Recently a recruiter for a major firm visited several prominent business schools to interview the best candidates. As is common in interviewing today, she asked a number of behavioral questions to asses the candidates potential. “You are driving in a rental car to a client’ s job site in the Arizona desert. The car hits a nail and one of your tires blows out. The rental car company has forgotten to put the spare tire in the car’s trunk and your cell phone is out of range. You are several miles from the nearest public phone and there isn’t a lot of traffic on the highway. What do you do?”

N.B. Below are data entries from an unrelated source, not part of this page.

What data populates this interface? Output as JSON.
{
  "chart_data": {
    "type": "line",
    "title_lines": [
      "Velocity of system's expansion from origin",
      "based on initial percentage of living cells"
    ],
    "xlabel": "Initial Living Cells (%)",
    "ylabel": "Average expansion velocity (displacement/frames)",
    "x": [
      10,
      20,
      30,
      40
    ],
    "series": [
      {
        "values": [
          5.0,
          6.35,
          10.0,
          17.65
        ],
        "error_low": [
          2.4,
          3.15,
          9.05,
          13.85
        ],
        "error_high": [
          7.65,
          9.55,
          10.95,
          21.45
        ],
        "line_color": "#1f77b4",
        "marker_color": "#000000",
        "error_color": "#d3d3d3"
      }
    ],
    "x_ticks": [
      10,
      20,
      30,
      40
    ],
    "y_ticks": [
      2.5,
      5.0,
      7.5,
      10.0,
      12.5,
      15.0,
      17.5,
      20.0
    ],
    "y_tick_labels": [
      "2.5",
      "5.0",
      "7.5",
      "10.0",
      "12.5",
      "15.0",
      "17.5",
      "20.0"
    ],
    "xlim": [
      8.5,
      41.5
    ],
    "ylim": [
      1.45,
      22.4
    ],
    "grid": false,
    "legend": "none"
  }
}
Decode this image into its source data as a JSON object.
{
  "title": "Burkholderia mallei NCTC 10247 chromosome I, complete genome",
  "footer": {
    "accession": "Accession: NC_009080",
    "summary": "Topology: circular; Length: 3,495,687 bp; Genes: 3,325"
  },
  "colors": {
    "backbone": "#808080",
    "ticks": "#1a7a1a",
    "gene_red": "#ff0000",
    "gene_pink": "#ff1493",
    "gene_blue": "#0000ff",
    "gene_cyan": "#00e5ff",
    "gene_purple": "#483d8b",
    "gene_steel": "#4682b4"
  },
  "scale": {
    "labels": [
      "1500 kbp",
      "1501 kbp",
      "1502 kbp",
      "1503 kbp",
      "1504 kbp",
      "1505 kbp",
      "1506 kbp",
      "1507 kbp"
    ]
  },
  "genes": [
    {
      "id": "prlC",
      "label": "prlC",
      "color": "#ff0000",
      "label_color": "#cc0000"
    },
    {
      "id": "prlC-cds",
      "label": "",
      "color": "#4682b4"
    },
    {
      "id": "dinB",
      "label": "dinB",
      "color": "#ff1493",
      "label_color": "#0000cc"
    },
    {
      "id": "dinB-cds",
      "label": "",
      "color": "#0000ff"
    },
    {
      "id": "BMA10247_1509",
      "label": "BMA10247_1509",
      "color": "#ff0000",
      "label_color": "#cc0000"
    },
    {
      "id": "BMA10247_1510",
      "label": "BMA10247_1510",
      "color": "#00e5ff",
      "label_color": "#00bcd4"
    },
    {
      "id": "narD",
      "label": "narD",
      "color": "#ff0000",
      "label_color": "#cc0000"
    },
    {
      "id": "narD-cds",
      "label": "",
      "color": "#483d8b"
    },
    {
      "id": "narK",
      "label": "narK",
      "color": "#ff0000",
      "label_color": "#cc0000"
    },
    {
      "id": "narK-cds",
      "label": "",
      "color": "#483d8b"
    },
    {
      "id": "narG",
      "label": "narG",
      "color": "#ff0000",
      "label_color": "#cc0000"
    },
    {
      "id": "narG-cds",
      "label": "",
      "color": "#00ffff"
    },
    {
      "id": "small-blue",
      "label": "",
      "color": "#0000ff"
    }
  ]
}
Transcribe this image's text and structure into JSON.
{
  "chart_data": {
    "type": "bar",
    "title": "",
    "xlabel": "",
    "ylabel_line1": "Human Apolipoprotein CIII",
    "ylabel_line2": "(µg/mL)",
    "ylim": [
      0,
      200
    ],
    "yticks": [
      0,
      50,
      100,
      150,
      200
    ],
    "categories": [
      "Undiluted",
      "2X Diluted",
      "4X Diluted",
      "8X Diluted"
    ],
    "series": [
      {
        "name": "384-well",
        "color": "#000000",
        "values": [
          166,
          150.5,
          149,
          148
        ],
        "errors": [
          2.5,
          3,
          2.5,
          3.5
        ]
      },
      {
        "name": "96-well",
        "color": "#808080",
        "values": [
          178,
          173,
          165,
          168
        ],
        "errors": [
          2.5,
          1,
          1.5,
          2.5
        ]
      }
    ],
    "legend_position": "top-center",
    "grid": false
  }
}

Here’s how the candidates responded at various schools:
HARVARD: “I’m so important to my client; he’ll come looking for me.”
CHICAGO: “The present value of a tire and wheel is less than the future value of a client contract. Therefore, drive as many miles as necessary on the flat.”
STANFORD: “I’d drive on the flat tire; however I’d let the air out of the other three tires first so that the car rides better.”
MIT: “I’d remove the tires and install rocket pods.”
MICHIGAN: “This would never happen to me. I only rent Japanese cars that don’t get flat tires.”
COLUMBIA: “The desert and the middle of nowhere without any people? You must be thinking about New Jersey.”
WHARTON: “There are so many Wharton people; it will only be a couple minutes before an alum drives by.”
CORNELL: “You must be mistaken; Arizona is not the middle of nowhere. Ithaca is the middle of nowhere.”
UNC-CHAPEL HILL: “I’d do whatever the NASCAR guys do in a flat tire situation.”
WISCONSIN: “Start drinking. Repeat as often as necessary.”
USC: “The first thing you need to do in this situation is to call a lawyer.”
UT-AUSTIN: “Burn the tires for a smoke signal.”
PENN STATE: “Pop the hood and see if the spare tire is in there.”
She hired the Penn State grad.
Oh hey look, I found the question (Yarr Maties) that I bombed years ago when I was interviewing for an equity trader internship at GS...ah, those were the days.